ETA: Is taking a major ship off course just fine and dandy? No problems could possibly be forseen with taking a ship with a draft of ?? off course near islands with rocky, pointy bits sticking out of them?

What do you mean by “taking off course”? I’ve read a few stories but I don’t think I’ve got a clear picture yet as to what the master’s planned course was and whether he was off it. And if he was off it I don’t know the reason.

Ships go close to things all the time.

I understand that the First Officer (second in command) evacuated with the captain.

I still have a soft spot in my heart for Italian police that dismantled several terrorist gangs in the 1980s while operating within the constraints of civil society. We should be so lucky.

I realize that we really should not come to any conclusions or even discuss the matter until a court of law had rendered a verdict, and all appeals are concluded, and we witness the heat death of the universe, but bear with me and my nutty speculations for a moment…

From this news article

Yes, it’s not a notarized court-ordered sworn statement, but it does have the ring of truth about it.
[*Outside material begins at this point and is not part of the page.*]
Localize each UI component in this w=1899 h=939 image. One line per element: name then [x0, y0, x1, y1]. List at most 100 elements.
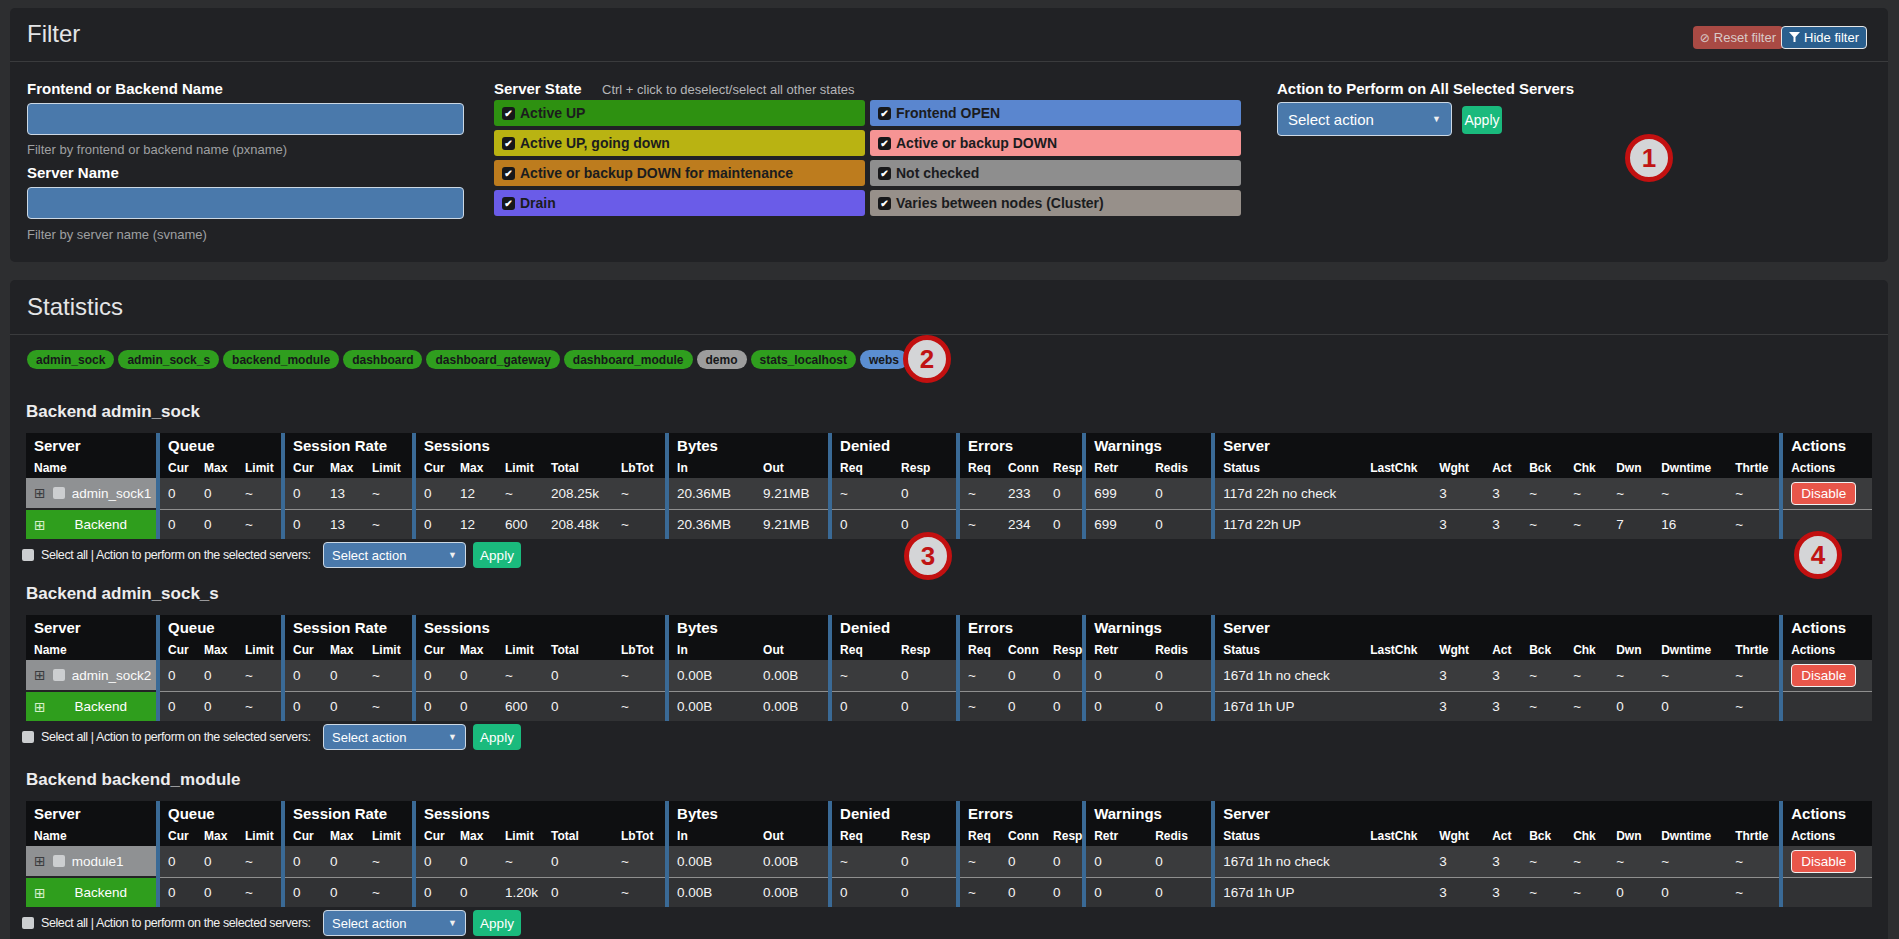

What do you make of the recordings that indicate that the Italian coast guard captain Captain Gregorio de Falco ordered Schettino back on board the ship to assist with the evacuation, and Schettino came up with a string of lame excuses as to why he abandoned his ship with passengers on board?

Here’s a Translation of the transcript (Again, sorry it is not a signed, notarized, sworn statement)

My favorite lines?

If the ship was off course, it is immaterial whether the rock was charted and there is still no reason for the company to admit anything before they have evidence of it. That they have already acknowledged that the captain was off course indicates that they have knowledge–otherwise they open themselves to further lawsuits for libel from the captain.

I suspect that the Italians are too busy looking for bodies, trying to arrange for fuel oil to be extracted, and making sure that the captain does not high-tail it to some country that lacks an extradition treaty with Italy to spend any effort determining which rock the ship hit in the dark when they don’t even know where the ship was, since it was off course.

You are really reaching.

From the BBC:

Click the link for the map: Costa Concordia cruise ship captain 'went off course' - BBC News

The article also states that Schettino maintains that he and his crew were the last to leave the ship, contrary to accusations by prosecutors.

So is Schettino denying that the following conversation that was recorded did not take place?

The BBC posted a map from Lloyds showing the track of the previous trip superimposed on this trip. The vessel was way off the previous course and, according to the captain, about 300m from shore. The position of the gash in the hull is consistent with the vessel being in a starboard turn (away from the shore) when it hit. Subsequent to the crash, the vessel executed a 180 degree turn to put the starboard side along the rocks just north of the ferry terminal. Compare BBC pix and Google Earth.